Before I begin this week of posts I would like to pause and say something in regards to the devastating tragedy that our Japanese brothers and sisters are experiencing.
I am neither skilled nor wise at giving words of comfort or substance, I have contemplated what to say for the last 3 days and these words are still far from perfect, but I will humbly share some of my thoughts
I don't watch the news very often, but on Friday I sat with tears pouring down my face, watching homes, cars, and livelihoods wash away with the powerful tsunami tides.
Such awesome devastation brings the priorities of life and all the tough questions I would rather not ponder right into my kitchen.
I looked at those powerful waves, brought on by the terrible shaking of the very foundations of the earth and was shocked. How can one not feel small and adrift when such mighty forces can change life so quickly and drastically?
I live far from fault lines and ocean currents, but it would be foolish, I believe, to let the tragedy of the Japanese roll off my back and to sit secure in my North American comforts, thinking that devastation could never possibly happen to me.
No, I don't think this means I must live every day in fear, but rather in gratitude and prayerfulness.
Gratitude for blessings of circumstance that are mine for today.
Prayerfulness for tomorrow when such may not be the case.
None of us surely has any guarantees in this life other than that we are guaranteed to to lose something at some point. This life will be full of trials and tribulations; for some of us it all ready has.
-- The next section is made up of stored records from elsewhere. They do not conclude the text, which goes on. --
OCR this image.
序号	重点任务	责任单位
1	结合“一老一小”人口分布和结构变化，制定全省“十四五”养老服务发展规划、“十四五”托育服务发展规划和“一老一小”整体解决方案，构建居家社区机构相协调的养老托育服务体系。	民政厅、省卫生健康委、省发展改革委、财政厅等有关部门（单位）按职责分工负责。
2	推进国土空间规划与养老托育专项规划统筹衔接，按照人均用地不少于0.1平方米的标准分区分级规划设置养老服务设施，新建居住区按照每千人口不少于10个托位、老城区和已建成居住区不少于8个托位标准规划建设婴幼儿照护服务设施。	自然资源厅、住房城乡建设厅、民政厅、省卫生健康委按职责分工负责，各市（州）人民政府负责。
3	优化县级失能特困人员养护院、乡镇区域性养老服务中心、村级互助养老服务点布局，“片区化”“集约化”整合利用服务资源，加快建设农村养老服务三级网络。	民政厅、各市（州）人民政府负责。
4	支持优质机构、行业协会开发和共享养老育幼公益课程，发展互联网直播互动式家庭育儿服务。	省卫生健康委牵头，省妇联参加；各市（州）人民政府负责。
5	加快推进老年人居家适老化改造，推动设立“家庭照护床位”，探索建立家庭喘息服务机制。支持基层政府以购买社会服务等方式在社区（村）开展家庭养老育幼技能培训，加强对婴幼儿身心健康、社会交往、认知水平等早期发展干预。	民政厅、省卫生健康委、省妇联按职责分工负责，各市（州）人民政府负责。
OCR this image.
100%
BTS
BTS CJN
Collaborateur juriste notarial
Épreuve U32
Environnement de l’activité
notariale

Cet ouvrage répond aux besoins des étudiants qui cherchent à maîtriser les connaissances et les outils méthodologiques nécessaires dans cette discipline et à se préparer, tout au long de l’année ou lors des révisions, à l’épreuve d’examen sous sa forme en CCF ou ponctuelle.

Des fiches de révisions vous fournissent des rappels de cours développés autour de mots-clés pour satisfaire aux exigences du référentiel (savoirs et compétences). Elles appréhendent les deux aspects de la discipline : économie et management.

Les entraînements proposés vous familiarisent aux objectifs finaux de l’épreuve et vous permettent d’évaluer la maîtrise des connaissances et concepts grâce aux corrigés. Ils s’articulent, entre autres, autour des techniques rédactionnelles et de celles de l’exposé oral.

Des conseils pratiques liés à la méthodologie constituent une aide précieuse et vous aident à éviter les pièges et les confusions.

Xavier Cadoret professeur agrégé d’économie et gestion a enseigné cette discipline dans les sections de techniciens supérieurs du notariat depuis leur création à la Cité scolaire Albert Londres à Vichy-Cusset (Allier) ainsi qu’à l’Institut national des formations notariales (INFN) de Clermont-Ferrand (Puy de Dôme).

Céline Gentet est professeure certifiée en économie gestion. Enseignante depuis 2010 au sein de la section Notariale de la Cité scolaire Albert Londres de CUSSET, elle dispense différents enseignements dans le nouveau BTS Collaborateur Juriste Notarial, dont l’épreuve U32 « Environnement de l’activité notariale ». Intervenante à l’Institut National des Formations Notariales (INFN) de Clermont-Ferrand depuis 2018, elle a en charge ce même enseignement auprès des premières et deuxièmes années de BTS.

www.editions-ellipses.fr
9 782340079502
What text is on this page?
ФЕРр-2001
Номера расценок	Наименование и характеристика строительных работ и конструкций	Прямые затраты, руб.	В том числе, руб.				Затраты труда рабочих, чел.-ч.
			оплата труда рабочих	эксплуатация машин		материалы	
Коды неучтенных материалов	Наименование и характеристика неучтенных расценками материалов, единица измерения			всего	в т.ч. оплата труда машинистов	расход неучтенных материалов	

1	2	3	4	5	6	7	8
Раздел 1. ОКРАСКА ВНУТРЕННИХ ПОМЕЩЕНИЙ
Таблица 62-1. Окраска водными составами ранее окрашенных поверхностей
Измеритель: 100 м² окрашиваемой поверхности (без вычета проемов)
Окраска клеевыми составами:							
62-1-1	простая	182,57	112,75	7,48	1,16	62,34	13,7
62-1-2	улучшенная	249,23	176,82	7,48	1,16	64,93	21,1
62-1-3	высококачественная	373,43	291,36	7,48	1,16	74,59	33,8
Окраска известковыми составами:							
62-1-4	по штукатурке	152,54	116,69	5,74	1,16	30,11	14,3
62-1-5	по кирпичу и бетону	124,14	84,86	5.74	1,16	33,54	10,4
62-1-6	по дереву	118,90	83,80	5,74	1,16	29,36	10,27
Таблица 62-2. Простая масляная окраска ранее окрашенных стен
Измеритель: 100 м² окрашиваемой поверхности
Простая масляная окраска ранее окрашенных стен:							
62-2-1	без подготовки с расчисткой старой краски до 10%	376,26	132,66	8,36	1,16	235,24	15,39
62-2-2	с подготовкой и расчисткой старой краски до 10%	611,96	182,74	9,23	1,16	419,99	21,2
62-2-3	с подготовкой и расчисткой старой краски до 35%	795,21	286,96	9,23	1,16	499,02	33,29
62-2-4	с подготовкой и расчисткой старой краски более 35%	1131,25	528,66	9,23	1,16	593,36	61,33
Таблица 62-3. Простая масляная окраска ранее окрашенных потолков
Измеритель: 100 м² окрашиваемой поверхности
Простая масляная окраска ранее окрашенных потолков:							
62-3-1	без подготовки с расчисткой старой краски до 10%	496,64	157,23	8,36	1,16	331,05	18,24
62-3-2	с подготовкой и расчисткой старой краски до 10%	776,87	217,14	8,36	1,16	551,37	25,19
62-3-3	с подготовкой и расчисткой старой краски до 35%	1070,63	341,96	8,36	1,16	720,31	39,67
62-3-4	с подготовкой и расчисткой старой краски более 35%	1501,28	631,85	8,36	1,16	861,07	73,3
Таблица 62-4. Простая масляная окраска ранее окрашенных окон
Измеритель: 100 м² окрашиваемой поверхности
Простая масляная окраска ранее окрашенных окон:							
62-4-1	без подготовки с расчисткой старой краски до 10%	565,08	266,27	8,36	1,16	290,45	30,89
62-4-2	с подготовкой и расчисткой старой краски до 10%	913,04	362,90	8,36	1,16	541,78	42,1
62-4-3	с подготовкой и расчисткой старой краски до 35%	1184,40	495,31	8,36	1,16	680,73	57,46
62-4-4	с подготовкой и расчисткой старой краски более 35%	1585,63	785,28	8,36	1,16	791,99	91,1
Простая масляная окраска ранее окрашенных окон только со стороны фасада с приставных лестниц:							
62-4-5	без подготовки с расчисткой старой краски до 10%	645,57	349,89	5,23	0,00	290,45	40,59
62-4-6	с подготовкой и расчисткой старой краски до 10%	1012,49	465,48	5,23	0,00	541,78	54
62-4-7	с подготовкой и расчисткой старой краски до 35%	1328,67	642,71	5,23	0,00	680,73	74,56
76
Events such as this are a good reminder that to invest in the temporary comforts of this life is foolishness.
My daughter said it best when she saw the footage of houses, boats and vehicles floating about in a dark soup, "At least they saved the people... cars and stuff don't really matter right mama?"
Ave and I had a good conversation that day about the images she couldn't fully comprehend, I didn't tell her that not all of the people were able to be rescued, but we talked about how important every person was and what our response ought to be to others suffering. Her simplistic question was an excellent reminder to me of what really matters most.
This world is not built to last. The signs are everywhere and obvious, and not only televangelists and Al Gore think so. Tough questions beg answers when we are faced with the fact that our planet is in decline and the state of humanity's not doing so well either. Everyday the fighting and suffering around the world hits a little closer to home and leaves itself a little more on our doorstep; it's harder than ever to ignore.
Really, every moment counts. This life that we are here to make is one to be thankful for and one to take pleasure in, I'm not discounting that. Instead I am saying that a tragedy like this causes us to take stock of our priorities, question ourselves and the way we treat one another and this planet of resources God has given us.
My personal faith of course becomes the lens for which I view world events, and at times like this I am brought back to the core reasons for my faith and belief. I choose to believe in a hope bigger than this world. I choose to believe in a God who's heart is broken for his precious children, who seeks to save and redeem that which is lost.
I believe in a God who is powerful enough to do this and who asks that I be the hands and feet through which His love is made manifest.
I don't know if any of this has made sense... If any of it really can.
Surely the Japanese are in my prayers tonight.